Ukraina Sebut UFO Kepung Langit Kiev, AS Beri Tanggapan Serius

Kamis, 15 September 2022 - 18:50 WIB
loading...
Ukraina Sebut UFO Kepung Langit Kiev, AS Beri Tanggapan Serius
Pemerintah Ukraina menyebutkan langit Kiev dikepung UFO yang bergerak cepat dan terbang rendah. Foto/DailyStar
A A A
KIEV - Pemerintah Ukraina menyebutkan langit Kiev dikepung UFO yang bergerak cepat dan terbang rendah. Namun, Amerika Serikat (AS) memberikan tanggapan berbeda dan menduga itu adalah pesawat kecil atau drone tempur.

Observatorium Astronomi Utama dari Akademi Ilmu Pengetahuan Nasional Ukraina (Main Astronomical Observatory of the National Academy of Sciences of Ukraine) melaporkan Langit di atas Kiev dipenuhi dengan benda terbang tak dikenal (unidentified flying objects/UFO). Laporan tersebut diterbitkan ke database pracetak arXiv, dikutip SINDOnews dari laman Live Science, Kamis (15/9/2022).

Para astronom Ukraina diminta untuk memantau objek-objek yang bergerak cepat dan terlihat terbang rendah di langit pada siang hari di atas Kiev dan desa-desa sekitarnya. Para astronom menggunakan kamera yang dikalibrasi secara khusus di dua stasiun cuaca di Kiev dan Vinarivka, sebuah desa sekitar 120 kilometer ke selatan.

Baca juga; NAVY Sebut Sekelompok UFO Mengintai Wilayah Texas

Para astronom mengamati lusinan objek yang secara ilmiah tidak dapat diidentifikasi sebagai fenomena alam yang diketahui. “Kami mengamati sejumlah besar objek yang sifatnya tidak jelas.
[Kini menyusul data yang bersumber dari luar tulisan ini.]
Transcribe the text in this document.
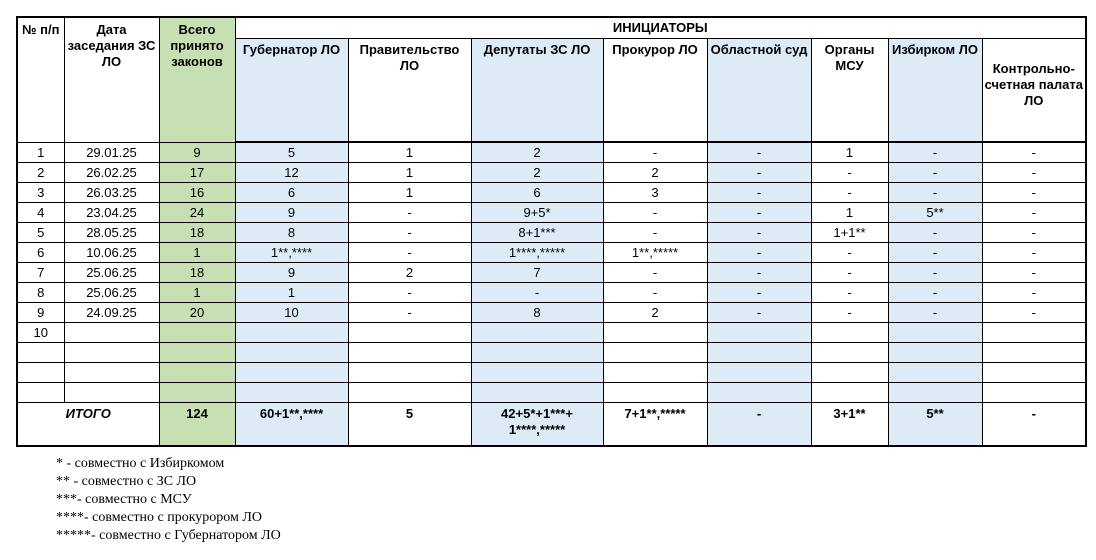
№ п/п	Дата заседания ЗС ЛО	Всего принято законов	ИНИЦИАТОРЫ							
			Губернатор ЛО	Правительство ЛО	Депутаты ЗС ЛО	Прокурор ЛО	Областной суд	Органы МСУ	Избирком ЛО	Контрольно-счетная палата ЛО

1	29.01.25	9	5	1	2	-	-	1	-	-
2	26.02.25	17	12	1	2	2	-	-	-	-
3	26.03.25	16	6	1	6	3	-	-	-	-
4	23.04.25	24	9	-	9+5*	-	-	1	5**	-
5	28.05.25	18	8	-	8+1***	-	-	1+1**	-	-
6	10.06.25	1	1**,****	-	1****,*****	1**,*****	-	-	-	-
7	25.06.25	18	9	2	7	-	-	-	-	-
8	25.06.25	1	1	-	-	-	-	-	-	-
9	24.09.25	20	10	-	8	2	-	-	-	-
10										

ИТОГО		124	60+1**,****	5	42+5*+1***+ 1****,*****	7+1**,*****	-	3+1**	5**	-
* - совместно с Избиркомом
** - совместно с ЗС ЛО
***- совместно с МСУ
****- совместно с прокурором ЛО
*****- совместно с Губернатором ЛО
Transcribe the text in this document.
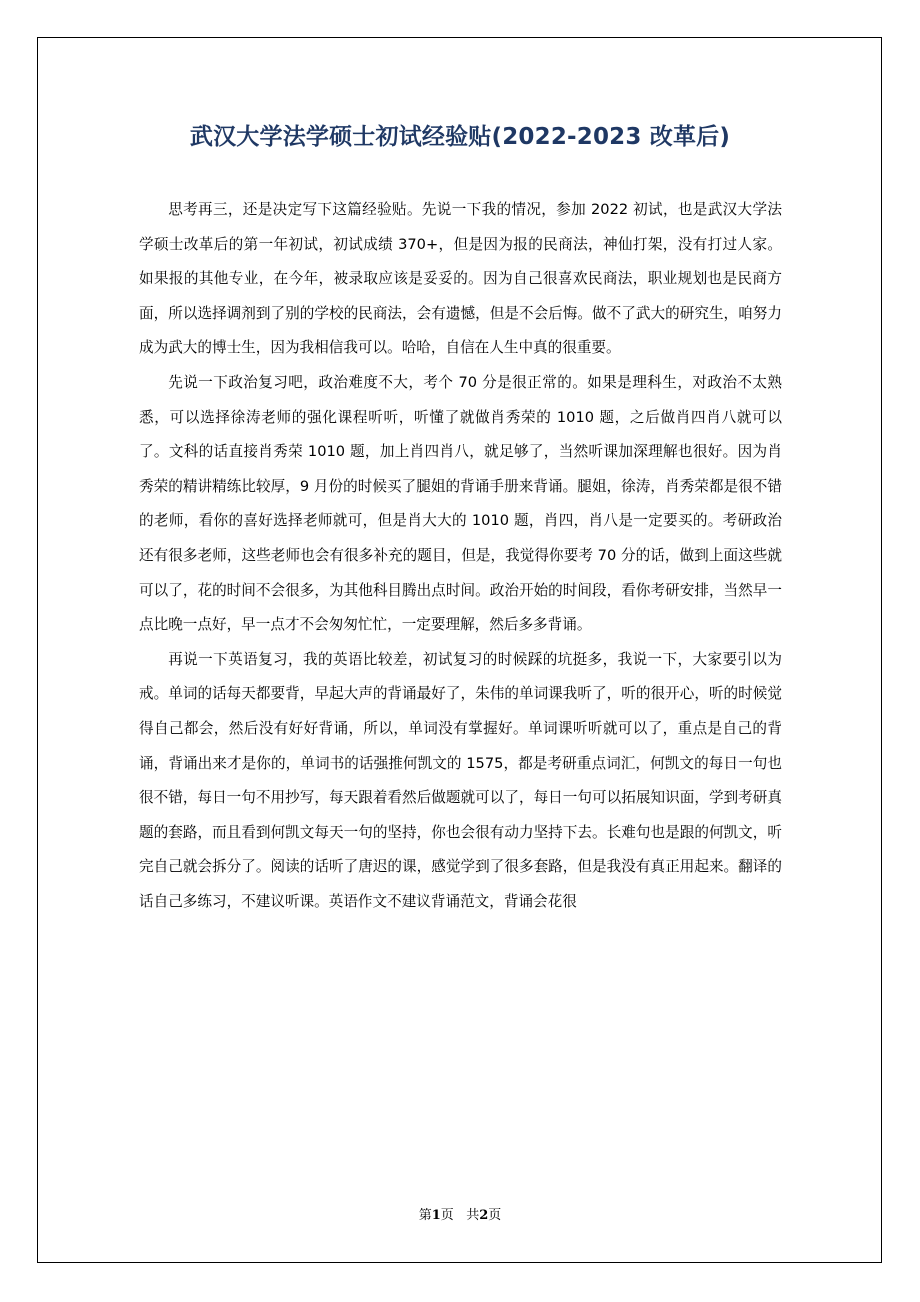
武汉大学法学硕士初试经验贴(2022-2023 改革后)

思考再三，还是决定写下这篇经验贴。先说一下我的情况，参加 2022 初试，也是武汉大学法学硕士改革后的第一年初试，初试成绩 370+，但是因为报的民商法，神仙打架，没有打过人家。如果报的其他专业，在今年，被录取应该是妥妥的。因为自己很喜欢民商法，职业规划也是民商方面，所以选择调剂到了别的学校的民商法，会有遗憾，但是不会后悔。做不了武大的研究生，咱努力成为武大的博士生，因为我相信我可以。哈哈，自信在人生中真的很重要。

先说一下政治复习吧，政治难度不大，考个 70 分是很正常的。如果是理科生，对政治不太熟悉，可以选择徐涛老师的强化课程听听，听懂了就做肖秀荣的 1010 题，之后做肖四肖八就可以了。文科的话直接肖秀荣 1010 题，加上肖四肖八，就足够了，当然听课加深理解也很好。因为肖秀荣的精讲精练比较厚，9 月份的时候买了腿姐的背诵手册来背诵。腿姐，徐涛，肖秀荣都是很不错的老师，看你的喜好选择老师就可，但是肖大大的 1010 题，肖四，肖八是一定要买的。考研政治还有很多老师，这些老师也会有很多补充的题目，但是，我觉得你要考 70 分的话，做到上面这些就可以了，花的时间不会很多，为其他科目腾出点时间。政治开始的时间段，看你考研安排，当然早一点比晚一点好，早一点才不会匆匆忙忙，一定要理解，然后多多背诵。

再说一下英语复习，我的英语比较差，初试复习的时候踩的坑挺多，我说一下，大家要引以为戒。单词的话每天都要背，早起大声的背诵最好了，朱伟的单词课我听了，听的很开心，听的时候觉得自己都会，然后没有好好背诵，所以，单词没有掌握好。单词课听听就可以了，重点是自己的背诵，背诵出来才是你的，单词书的话强推何凯文的 1575，都是考研重点词汇，何凯文的每日一句也很不错，每日一句不用抄写，每天跟着看然后做题就可以了，每日一句可以拓展知识面，学到考研真题的套路，而且看到何凯文每天一句的坚持，你也会很有动力坚持下去。长难句也是跟的何凯文，听完自己就会拆分了。阅读的话听了唐迟的课，感觉学到了很多套路，但是我没有真正用起来。翻译的话自己多练习，不建议听课。英语作文不建议背诵范文，背诵会花很

第1页 共2页
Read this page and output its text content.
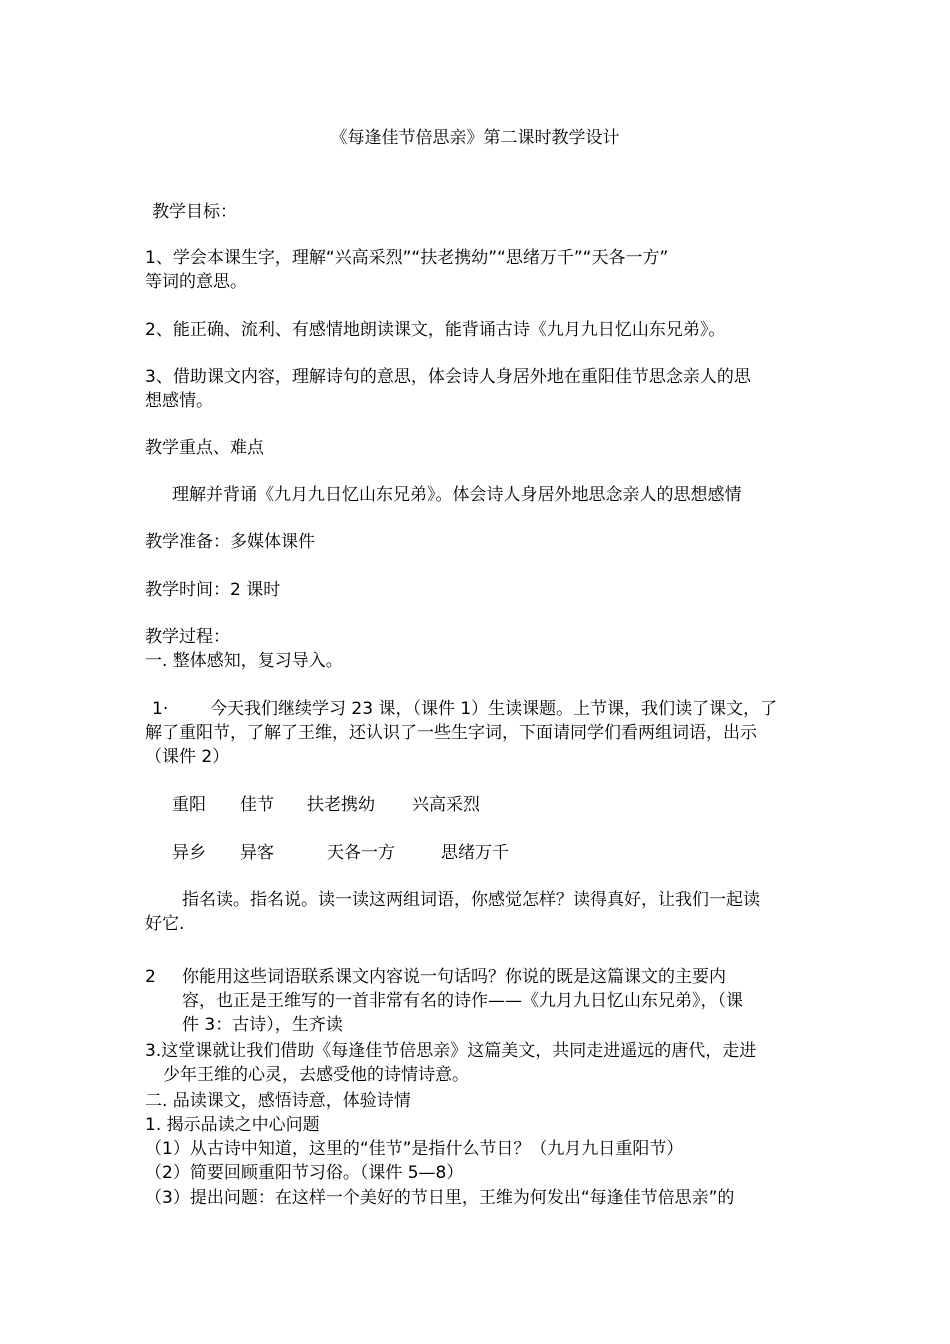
《每逢佳节倍思亲》第二课时教学设计
教学目标：
1、学会本课生字，理解“兴高采烈”“扶老携幼”“思绪万千”“天各一方”
等词的意思。
2、能正确、流利、有感情地朗读课文，能背诵古诗《九月九日忆山东兄弟》。
3、借助课文内容，理解诗句的意思，体会诗人身居外地在重阳佳节思念亲人的思
想感情。
教学重点、难点
理解并背诵《九月九日忆山东兄弟》。体会诗人身居外地思念亲人的思想感情
教学准备：多媒体课件
教学时间：2 课时
教学过程：
一. 整体感知，复习导入。
1· 今天我们继续学习 23 课，（课件 1）生读课题。上节课，我们读了课文，了
解了重阳节，了解了王维，还认识了一些生字词，下面请同学们看两组词语，出示
（课件 2）
重阳 佳节 扶老携幼 兴高采烈
异乡 异客	天各一方	思绪万千
指名读。指名说。读一读这两组词语，你感觉怎样？读得真好，让我们一起读
好它.
2 你能用这些词语联系课文内容说一句话吗？你说的既是这篇课文的主要内
容，也正是王维写的一首非常有名的诗作——《九月九日忆山东兄弟》，（课
件 3：古诗），生齐读
3.这堂课就让我们借助《每逢佳节倍思亲》这篇美文，共同走进遥远的唐代，走进
少年王维的心灵，去感受他的诗情诗意。
二. 品读课文，感悟诗意，体验诗情
1. 揭示品读之中心问题
（1）从古诗中知道，这里的“佳节”是指什么节日？（九月九日重阳节）
（2）简要回顾重阳节习俗。（课件 5—8）
（3）提出问题：在这样一个美好的节日里，王维为何发出“每逢佳节倍思亲”的
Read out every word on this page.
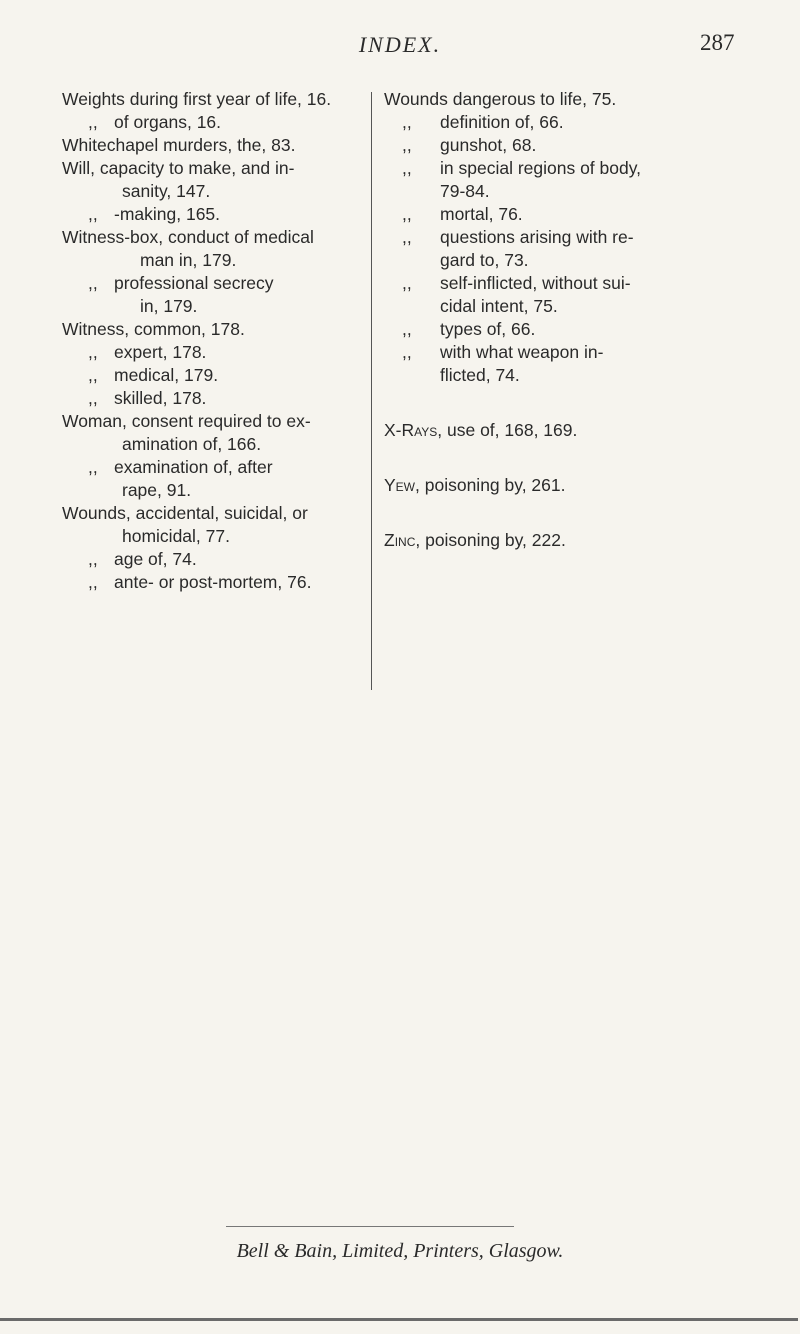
INDEX.	287
Weights during first year of life, 16.
,, of organs, 16.
Whitechapel murders, the, 83.
Will, capacity to make, and in-
sanity, 147.
,, -making, 165.
Witness-box, conduct of medical
man in, 179.
,, professional secrecy
in, 179.
Witness, common, 178.
,, expert, 178.
,, medical, 179.
,, skilled, 178.
Woman, consent required to ex-
amination of, 166.
,, examination of, after
rape, 91.
Wounds, accidental, suicidal, or
homicidal, 77.
,, age of, 74.
,, ante- or post-mortem, 76.
Wounds dangerous to life, 75.
,, definition of, 66.
,, gunshot, 68.
,, in special regions of body,
79-84.
,, mortal, 76.
,, questions arising with re-
gard to, 73.
,, self-inflicted, without sui-
cidal intent, 75.
,, types of, 66.
,, with what weapon in-
flicted, 74.
X-Rays, use of, 168, 169.
Yew, poisoning by, 261.
Zinc, poisoning by, 222.
Bell & Bain, Limited, Printers, Glasgow.
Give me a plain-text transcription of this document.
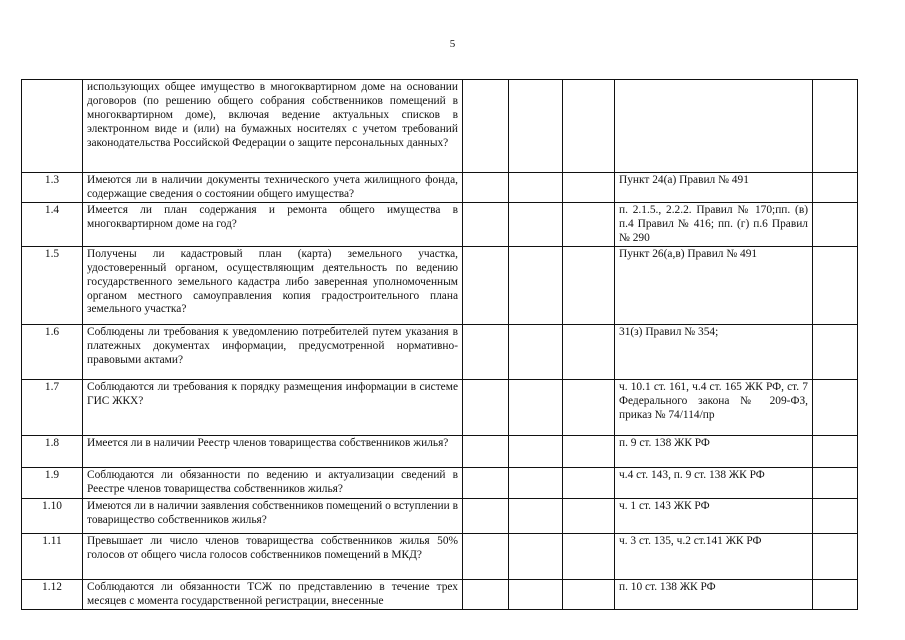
5
	использующих общее имущество в многоквартирном доме на основании договоров (по решению общего собрания собственников помещений в многоквартирном доме), включая ведение актуальных списков в электронном виде и (или) на бумажных носителях с учетом требований законодательства Российской Федерации о защите персональных данных?					
1.3	Имеются ли в наличии документы технического учета жилищного фонда, содержащие сведения о состоянии общего имущества?				Пункт 24(а) Правил № 491	
1.4	Имеется ли план содержания и ремонта общего имущества в многоквартирном доме на год?				п. 2.1.5., 2.2.2. Правил № 170;пп. (в) п.4 Правил № 416; пп. (г) п.6 Правил № 290	
1.5	Получены ли кадастровый план (карта) земельного участка, удостоверенный органом, осуществляющим деятельность по ведению государственного земельного кадастра либо заверенная уполномоченным органом местного самоуправления копия градостроительного плана земельного участка?				Пункт 26(а,в) Правил № 491	
1.6	Соблюдены ли требования к уведомлению потребителей путем указания в платежных документах информации, предусмотренной нормативно-правовыми актами?				31(з) Правил № 354;	
1.7	Соблюдаются ли требования к порядку размещения информации в системе ГИС ЖКХ?				ч. 10.1 ст. 161, ч.4 ст. 165 ЖК РФ, ст. 7 Федерального закона № 209-ФЗ, приказ № 74/114/пр	
1.8	Имеется ли в наличии Реестр членов товарищества собственников жилья?				п. 9 ст. 138 ЖК РФ	
1.9	Соблюдаются ли обязанности по ведению и актуализации сведений в Реестре членов товарищества собственников жилья?				ч.4 ст. 143, п. 9 ст. 138 ЖК РФ	
1.10	Имеются ли в наличии заявления собственников помещений о вступлении в товарищество собственников жилья?				ч. 1 ст. 143 ЖК РФ	
1.11	Превышает ли число членов товарищества собственников жилья 50% голосов от общего числа голосов собственников помещений в МКД?				ч. 3 ст. 135, ч.2 ст.141 ЖК РФ	
1.12	Соблюдаются ли обязанности ТСЖ по представлению в течение трех месяцев с момента государственной регистрации, внесенные				п. 10 ст. 138 ЖК РФ	
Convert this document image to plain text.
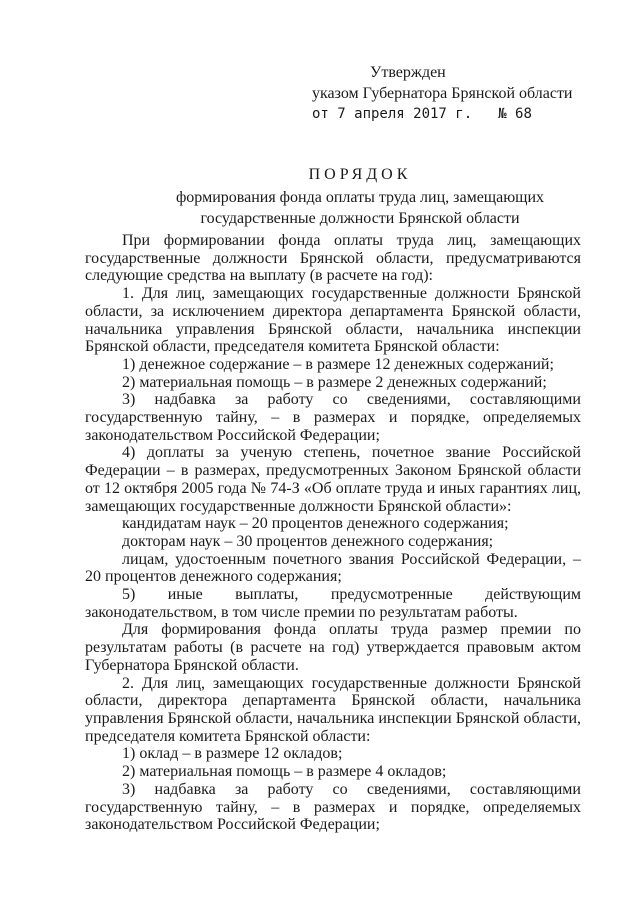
Утвержден
указом Губернатора Брянской области
от 7 апреля 2017 г. № 68
ПОРЯДОК
формирования фонда оплаты труда лиц, замещающих
государственные должности Брянской области

При формировании фонда оплаты труда лиц, замещающих государственные должности Брянской области, предусматриваются следующие средства на выплату (в расчете на год):

1. Для лиц, замещающих государственные должности Брянской области, за исключением директора департамента Брянской области, начальника управления Брянской области, начальника инспекции Брянской области, председателя комитета Брянской области:

1) денежное содержание – в размере 12 денежных содержаний;

2) материальная помощь – в размере 2 денежных содержаний;

3) надбавка за работу со сведениями, составляющими государственную тайну, – в размерах и порядке, определяемых законодательством Российской Федерации;

4) доплаты за ученую степень, почетное звание Российской Федерации – в размерах, предусмотренных Законом Брянской области от 12 октября 2005 года № 74-З «Об оплате труда и иных гарантиях лиц, замещающих государственные должности Брянской области»:

кандидатам наук – 20 процентов денежного содержания;

докторам наук – 30 процентов денежного содержания;

лицам, удостоенным почетного звания Российской Федерации, – 20 процентов денежного содержания;

5) иные выплаты, предусмотренные действующим законодательством, в том числе премии по результатам работы.

Для формирования фонда оплаты труда размер премии по результатам работы (в расчете на год) утверждается правовым актом Губернатора Брянской области.

2. Для лиц, замещающих государственные должности Брянской области, директора департамента Брянской области, начальника управления Брянской области, начальника инспекции Брянской области, председателя комитета Брянской области:

1) оклад – в размере 12 окладов;

2) материальная помощь – в размере 4 окладов;

3) надбавка за работу со сведениями, составляющими государственную тайну, – в размерах и порядке, определяемых законодательством Российской Федерации;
Kami melihat mereka di mana-mana," tulis tim tersebut.

Instansi pemerintah cenderung merujuk pada fenomena udara tak dikenal (Unidentified Aerial Phenomena/UAP). Para peneliti membagi pengamatan UAP mereka menjadi dua kategori: "kosmik" dan "hantu."

Menurut laporan tersebut, kosmik adalah objek bercahaya yang lebih terang dari latar belakang langit. Objek-objek ini diberi nama burung, seperti “swift”, “falcon” dan “eagle”, dan telah diamati terbang sendiri maupun dalam “skuadron”.

Baca juga; Angkatan Laut AS Akui Punya Banyak Video Penampakan UFO, Ini Alasannya Tak Dirilis ke Publik

Phantom, adalah objek gelap, biasanya muncul "benar-benar hitam," seolah menyerap semua cahaya yang jatuh ke mereka. Dengan membandingkan pengamatan dari dua observatorium yang berpartisipasi, para peneliti memperkirakan bahwa lebar Phantom antara 3 hingga 12 meter.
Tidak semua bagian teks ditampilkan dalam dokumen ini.